Tho Paramasivan’s work on the unknown, untold, uncharted aspects of Tamil country reads like notes and entries in a ledger. On Pongal, he writes that it is a festival that bestows a national identity to the Tamils and transcends religious barriers. In an excerpt from  Ariyappadaatha Tamizhagam ( The Sweet Salt of Tamil: Things We Do Not Know about Tamil Country), translated into English by V. Ramnarayan for Navayana and made possible by the Tamil Nadu Textbook & Educational Services Corporation. “The sacred day of Thai Pongal, the first day of the Tamil month Thai, in the middle of January, is the most important festival of the Tamils. It is a festival that bestows a national identity to the Tamils. It also transcends religious barriers. Importantly, this festival is not governed by the taboos regarding defilement associated with birth and death. In Tirunelveli district, for instance, the Thai Pongal rituals are performed in a house even if a death occurs on the day of the festival. The body is removed and the house is quickly cleaned. On the day of Pongal, vegetables and tubers are prominent among the foods offered to the favourite gods after lighting the ceremonial lamps. These include the tubers (yam, taro and edible palmyra root) proscribed since time immemorial by brahmins and in major temples. Clearly, Thai Pongal is a festival that is a part apart from brahminical culture.” 

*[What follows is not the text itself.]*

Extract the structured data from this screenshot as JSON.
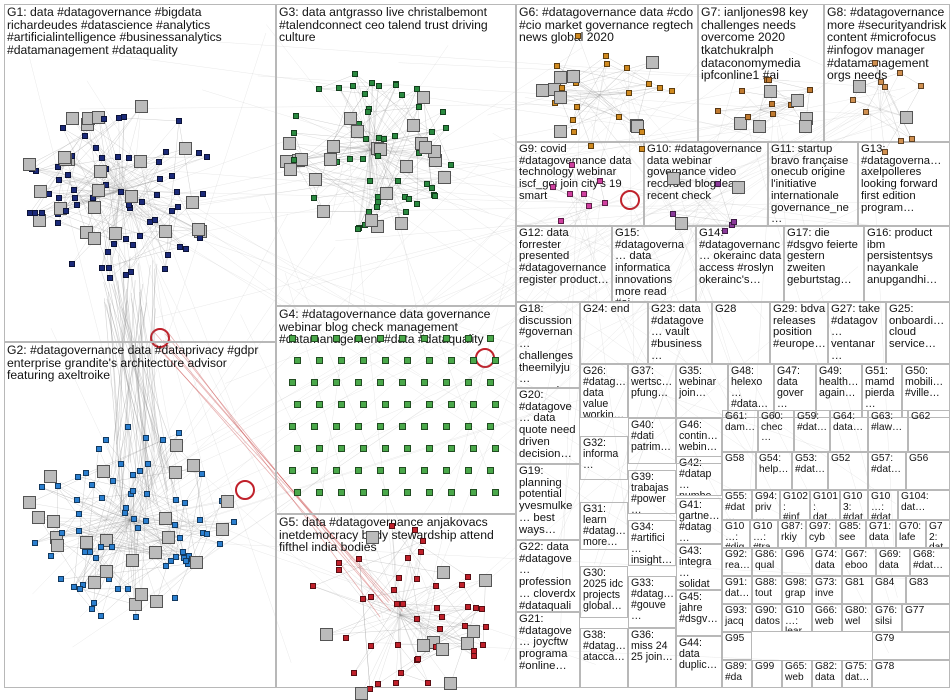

Deepti Kapoor’s second novel,  Age of Vice (Juggernaut), captures Delhi’s circle of power – the maddening play of sin, envy, corruption and pride --  and in doing so, also chronicles India’s contemporary socio-economic landscape. In an interview with Saurabh Sharma, she says a turning point for her was the rape and murder of Nirbhaya in 2012 on a Delhi bus. “In the aftermath I was drawn to enquire about the specific circumstances: what led these men to operate the bus illegally, what kind of corruption was in place that enabled this.”  Age of Vice was born from the intention to enquire about the “networks and processes of corruption, power and complicity. And the small acts of rebellion you find within them.” Asked how she made the narrative cinematic, she says, “I have images in my head before anything else. I work in cinematic visuals that are then translated into prose.” She also is careful to write about ‘the other’ with empathy, trepidation and research. “One has to be extremely mindful of one’s privileges and blind spots. I think if you open yourself up to others’ pain, then you recognise that even with differences in class, caste, background, and religion, there’s a universality of emotion, and that’s what I’ve tried to do.”